Przychylna iteracja Kościoła i PISu bierze się z
podobieństw stosowania tej samej strategii. Kościół jest hierarchiczny, PIS ma
swojego wodza. Kościół bazuje na celebracji kościelnej. PIS demonstruje swoje
przywiązanie do tradycji religijnych. Kościół ma swoich wiernych wyznawców. PIS
ma wiernych członków. Kościół opiera się na cynizmie (obłudzie). PIS czyni
podobnie. W tej formacji panuje nieszczerość, dwulicowe działania, hipokryzja i
zakłamanie. Jej działania zarażają podatnych i słabszych psychicznie. Kościół
również bazuje na ludzkiej niewiedzy i głupocie. Kościół i PIS bardzo lubią
splendory i pieniądze. Kościół
spartaczył przesłanie i naukę Chrystusa.
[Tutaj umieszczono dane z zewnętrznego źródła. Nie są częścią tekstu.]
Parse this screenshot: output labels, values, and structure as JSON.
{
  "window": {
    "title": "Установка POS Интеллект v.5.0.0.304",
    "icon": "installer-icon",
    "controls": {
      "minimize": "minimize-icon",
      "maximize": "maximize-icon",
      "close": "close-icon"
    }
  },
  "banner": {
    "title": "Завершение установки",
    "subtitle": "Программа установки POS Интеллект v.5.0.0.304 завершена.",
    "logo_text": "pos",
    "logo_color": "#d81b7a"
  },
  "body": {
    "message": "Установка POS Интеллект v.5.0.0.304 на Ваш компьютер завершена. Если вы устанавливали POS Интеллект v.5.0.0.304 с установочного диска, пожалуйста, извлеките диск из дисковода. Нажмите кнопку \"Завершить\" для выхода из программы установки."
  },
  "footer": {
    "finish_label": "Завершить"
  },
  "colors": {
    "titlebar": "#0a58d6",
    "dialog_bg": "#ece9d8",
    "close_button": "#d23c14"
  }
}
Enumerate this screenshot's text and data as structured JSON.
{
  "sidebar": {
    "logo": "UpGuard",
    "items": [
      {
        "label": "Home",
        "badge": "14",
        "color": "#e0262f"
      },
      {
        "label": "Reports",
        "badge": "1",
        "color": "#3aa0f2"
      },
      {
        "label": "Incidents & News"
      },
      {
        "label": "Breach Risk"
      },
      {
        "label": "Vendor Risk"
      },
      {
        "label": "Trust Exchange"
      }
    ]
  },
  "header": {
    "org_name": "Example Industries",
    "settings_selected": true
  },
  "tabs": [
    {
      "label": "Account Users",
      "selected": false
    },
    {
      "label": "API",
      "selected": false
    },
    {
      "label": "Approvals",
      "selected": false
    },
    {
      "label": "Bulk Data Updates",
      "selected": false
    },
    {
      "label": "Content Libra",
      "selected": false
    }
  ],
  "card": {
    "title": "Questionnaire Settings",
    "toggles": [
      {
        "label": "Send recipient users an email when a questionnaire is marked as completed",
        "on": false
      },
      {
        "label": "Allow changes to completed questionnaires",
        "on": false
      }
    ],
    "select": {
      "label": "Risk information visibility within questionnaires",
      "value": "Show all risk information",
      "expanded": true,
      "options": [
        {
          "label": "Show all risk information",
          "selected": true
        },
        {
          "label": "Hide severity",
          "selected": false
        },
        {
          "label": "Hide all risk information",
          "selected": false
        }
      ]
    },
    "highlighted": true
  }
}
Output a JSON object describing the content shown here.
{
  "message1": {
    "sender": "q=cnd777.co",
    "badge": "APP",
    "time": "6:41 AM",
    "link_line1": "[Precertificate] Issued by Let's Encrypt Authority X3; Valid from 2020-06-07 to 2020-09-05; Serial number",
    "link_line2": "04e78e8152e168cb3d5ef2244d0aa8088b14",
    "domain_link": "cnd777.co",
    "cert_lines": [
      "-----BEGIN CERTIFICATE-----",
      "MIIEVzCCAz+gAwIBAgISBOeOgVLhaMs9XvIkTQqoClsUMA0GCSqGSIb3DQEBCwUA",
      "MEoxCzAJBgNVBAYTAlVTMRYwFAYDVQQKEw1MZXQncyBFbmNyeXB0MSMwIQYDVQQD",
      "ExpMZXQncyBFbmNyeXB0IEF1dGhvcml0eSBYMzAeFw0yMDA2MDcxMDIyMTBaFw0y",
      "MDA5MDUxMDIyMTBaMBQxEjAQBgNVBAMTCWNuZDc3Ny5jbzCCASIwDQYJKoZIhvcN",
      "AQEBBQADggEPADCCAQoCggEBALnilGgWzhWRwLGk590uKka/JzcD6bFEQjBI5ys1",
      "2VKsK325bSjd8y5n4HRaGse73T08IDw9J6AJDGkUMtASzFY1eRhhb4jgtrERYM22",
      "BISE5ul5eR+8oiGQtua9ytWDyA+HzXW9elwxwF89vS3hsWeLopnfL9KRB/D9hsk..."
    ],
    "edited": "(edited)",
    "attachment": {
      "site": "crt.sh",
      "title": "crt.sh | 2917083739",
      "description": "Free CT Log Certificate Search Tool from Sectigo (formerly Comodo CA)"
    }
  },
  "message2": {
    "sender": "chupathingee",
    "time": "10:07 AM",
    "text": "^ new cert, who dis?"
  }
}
PIS niszczy zasady demokracji.
W Kościele do tej pory króluje gnostycyzm tj. zatajanie
prawd i w mawianiu ludziom zdarzeń nie z tej ziemi. PIS ukrywa swoje prawdziwe
intencje, a i tak wypływają one na wierzch jak g..... w szambie.
Ludzie świeccy wykorzystują elementy religijne do swoich
partykularnych interesów politycznych: "Obłęd na komisji sejmowej.
Posłowie śpiewają "Boże, coś Polskę", kobieta ogłasza, że jest Matką
Boską". Kościół wykorzystuje narzędzia prawa świeckiego do zagarnięcia
majątków ziemskich, innych precjozów i
zdobyczy materialnych.
Obrońcy krzyża sprofanowali największą świętość religijną
chrześcijaństwa. Wykorzystali krzyż do swoich histerycznych zachowań.
Jak mówią mądrzy ludzie, zło zniszczy się samo. Pozwólmy mu
samemu dojrzewać. "A już i siekiera do korzenia drzew
przyłożona jest; wszelkie tedy drzewo, które nie przynosi owocu dobrego, bywa
wycięte, i w ogień wrzucone" (Mt 3,10). Biedni partyjniacy i
rządzący nie widzą przyszłości, która będzie dla nich jednym wielkim wstydem, ą
będą zmuszeni żyć dalej. Ich obecne kariery zostaną niechlubnymi epizodami.
Historia ich zweryfikuje. Nadgorliwość szaleńca zniszczy ideały niezawinionego
brata. Działania PISu doprowadzą do nienawiści pamięci Lecha Kaczyńskiego. Pomniki
będą opluwane. Zwłoki pary prezydenckiej zostaną wyniesione z katedry
wawelskiej. Czy oni tego widzą?
Dla osób takie jak ja, panuje olbrzymi dyskomfort. Wiara,
która jest niemal wiedzą poddawana jest próbie religijnych nierzetelności.
Trzeba żonglować pomiędzy prawdą katechetyczną, a własnym rozeznaniem duchowym.
To trzeba zmienić. Nikt inny tego nie zrobi lepiej jak właśnie Kościół. Żeby
tylko miał odwagę na aggiornamento. On ma wiedzę i narzędzia epistemologiczne.
On ma fachowców, wspaniałych teologów. Nad nim czuwa Boża Opatrzność.
Kościół chroniąc sacrum przed profanum powinien zakazać
wynoszenia ich z miejsc do tego przeznaczonych. To co jest nam drogie trzeba
zachowywać w najgłębszym zakamarkach sanktuarium duchowym człowieka. W czasie
publicznej celebry trzeba ochraniać sacrum z najwyższą atencją.